Eğer kızını ona verirsi o Urfa'da esnaflık yapanın oğlunu da Almanya'ya götürmek zorundaydı. Bunu da abisi kabul etmiyordu. Üstelik kızı eğitimli idi… Almanya'da ki bunu kabul etmemiş ve akraba evliliklerinde çocukların sakat doğacağını öğrenmişti. Abisini tatlılıkla vazgeçirmek istemişti. Abisi 'ben sana kızımı verdim sakat çocukları olmadı, neden oğlumun ki sakat olacak' dese de Almancı 'bunların ki olmadı ama onlar olabilir' düşüncesiyle bu tür evliliğe karşı geliyordu. Urfa'da bir doktora gidip fikir danışırlar. Doktor 'benimle eşim arasında hiçbir akrabalık bağı yoktur. Neslimiz, ırkımız birbirinden çok uzak.

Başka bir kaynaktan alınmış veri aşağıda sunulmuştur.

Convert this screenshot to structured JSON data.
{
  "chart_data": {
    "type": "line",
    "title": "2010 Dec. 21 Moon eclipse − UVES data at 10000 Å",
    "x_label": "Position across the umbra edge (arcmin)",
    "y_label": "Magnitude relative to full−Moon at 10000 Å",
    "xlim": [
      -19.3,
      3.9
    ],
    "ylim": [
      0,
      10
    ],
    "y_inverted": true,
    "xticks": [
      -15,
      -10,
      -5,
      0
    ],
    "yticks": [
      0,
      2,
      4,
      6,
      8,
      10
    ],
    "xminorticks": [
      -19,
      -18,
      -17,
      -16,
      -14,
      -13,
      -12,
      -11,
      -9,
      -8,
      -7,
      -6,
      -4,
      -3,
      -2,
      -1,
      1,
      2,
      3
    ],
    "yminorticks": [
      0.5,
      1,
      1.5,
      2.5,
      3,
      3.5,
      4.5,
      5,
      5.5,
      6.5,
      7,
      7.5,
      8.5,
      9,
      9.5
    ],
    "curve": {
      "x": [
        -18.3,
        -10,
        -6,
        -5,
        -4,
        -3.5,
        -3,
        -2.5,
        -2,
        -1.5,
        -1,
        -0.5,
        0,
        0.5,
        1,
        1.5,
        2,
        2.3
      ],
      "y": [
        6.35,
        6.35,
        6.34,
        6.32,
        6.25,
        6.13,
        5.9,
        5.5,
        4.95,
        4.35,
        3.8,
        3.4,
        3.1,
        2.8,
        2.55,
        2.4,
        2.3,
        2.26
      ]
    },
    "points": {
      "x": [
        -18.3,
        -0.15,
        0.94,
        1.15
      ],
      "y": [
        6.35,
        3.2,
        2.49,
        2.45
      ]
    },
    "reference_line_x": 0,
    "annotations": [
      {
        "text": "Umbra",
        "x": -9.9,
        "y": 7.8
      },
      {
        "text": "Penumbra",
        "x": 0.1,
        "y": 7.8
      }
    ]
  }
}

Bir çocuğum oldu o da sakat. Tıp bu tür evlilikleri kabul etmiyor. Yine de her şey Allah'tan' deyip onları gönderir. Almanya'daki kızını vermeyince Urfa'da ki mutlaka kızını boşamasını istedi ama kızın mutlu bir evliliği vardı ve kız geri gelmedi.
Karşılıklı değişik yapanlar, 'berdel' usulü evlenenlerden biri mutsuz olunca diğeri de boşanmak zorunda kalır. Bunu yapmayanlar da vardır. Ancak 'bu zamanda böylesi de var mı?' diyenlere 2015 yılında benimle aynı bina da kiracı oturan üstelik devlet dairesinde görevli birisinde gördüm. Cahil/eğitimsiz insanlar olduğu sürece bu iş uzar gider.
İşte Urfa doğal güzellikleri, tarihi ve kültürel mirası, kutsal mekanları ile anılırken kimi zaman bu tür olaylara da rastlanmaktadır. Urfa'da yıllar önce türküye konu olmuş böyle bir olay yaşanmış. Kadınlar bu türküyü söylediklerinde emimoğlu der. Türkücü erkek olunca emimkızı deyip nağmeleştirirler.
El eyvana yatak serdim yumuşak /
Emmim oğlu koynuma girdi bir uşak
Öpmesi yok sevmesi yok konuşak
Ana beni bir çocuğa verdiler
Verdiler de vebalime girdiler
El eyvana yatak serdim buz gibi
Emmim oğlu koynuma girdi kız gibi
Öpmesi yok sevmesi yok buz gibi
Ana beni bir çocuğa verdiler
Verdiler de vebalime girdiler...
Bu olay binlerce olaydan biridir. Bu türküye konu olmuşsa da türkü olmayan hikayesi duyulmayan üstü örtülen, ölümle sonuçlanan, büyük düşmanlıklara neden olan olaylar vardır.
Bir genç kışkırtılır' ben emim kızını kimseye yar etmem, ya evde oturur saçlarını ağartır ya toprağın olur' gibi tehditler, güç gösterisinde bulunanlar olduğu söylense de kavgalıları gördüm nedense mutlu olana rastlamadım.